The Senate's chief architect of financial regulation reform said on Friday the Federal Reserve may not necessarily lose its authority to supervise banks, signaling a potential shift in his thinking.

As he searches for compromises to win support for a landmark financial regulation bill, Senate Banking Committee Chairman Christopher Dodd told Bloomberg TV the Fed may retain some of its historic role in supervising banks.

That would be a big change from Dodd's initial regulatory reform proposal released in November, which called for creating a new super-cop for banks that would have taken over the banking oversight duties of the Fed and other agencies.

Dodd is expected to release a new bill next week that reflects long negotiations with Republican Senator Bob Corker and other lawmakers on an issue that is a top priority of the Obama administration -- tighter financial regulation.

Banking committee members have criticized the Fed ever since the financial crisis, saying the central bank failed to keep a close enough eye on the U.S. banking industry.

There had been a growing consensus on stripping the Fed of its banking supervision and consumer protection roles, leaving it focused chiefly on monetary policy and acting as the lender of last resort.

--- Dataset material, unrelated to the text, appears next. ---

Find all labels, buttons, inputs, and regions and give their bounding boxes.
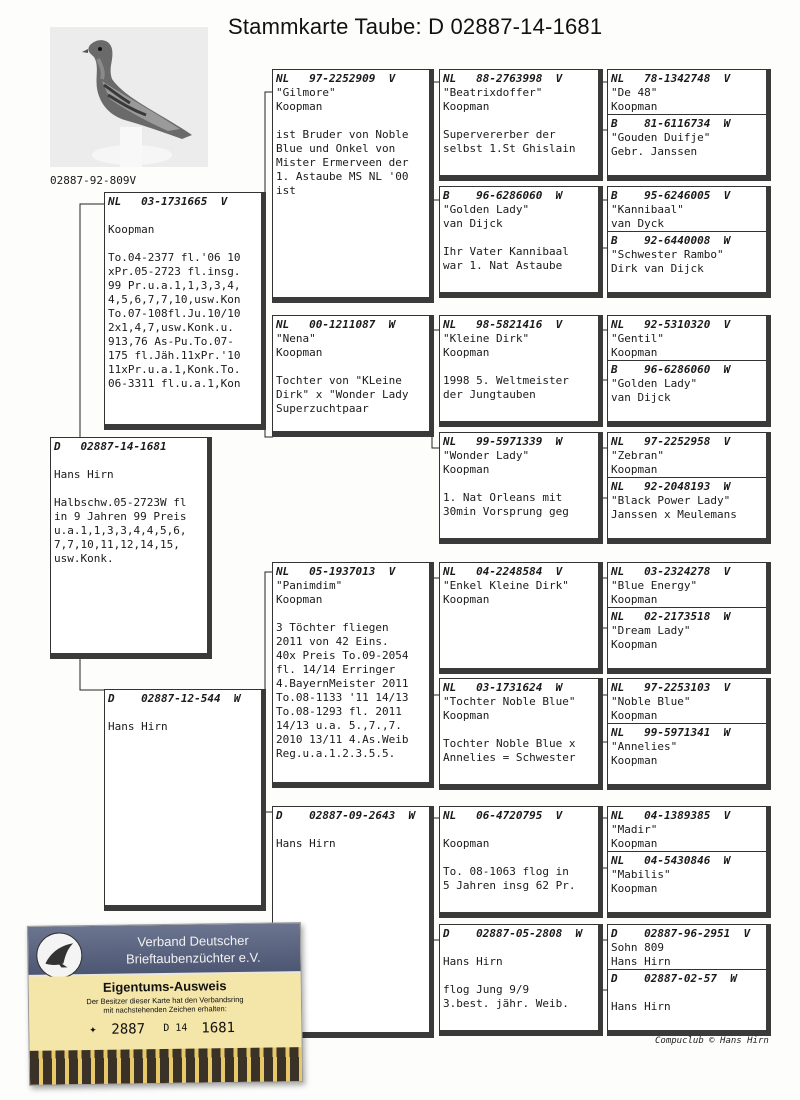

But Dodd's comments suggested he may be open to allowing the Fed to oversee banks, after all.

The Fed's role and the fate of a White House proposal to create an independent consumer financial protection agency hang in the balance as Dodd's panel crafts a new bill.

Republicans are opposed to a separate consumer agency and Dodd has been forced to back down. He has been considering a consumer division housed in another federal agency.

Dodd would not say whether he would place the consumer division within the Treasury Department or a consolidated banking regulator. I'm more concerned with what powers it has, Dodd told Bloomberg.

Dodd said the consumer supervisor had to have some rule-making authority and prudential and consumer regulators should have a consultative role. That's true both on rulemaking and enforcement, Dodd said.

The Obama administration is also pushing for rules to rein in banks' risky activities and proprietary trading. Dodd said it was appropriate for regulators to look at proprietary trades.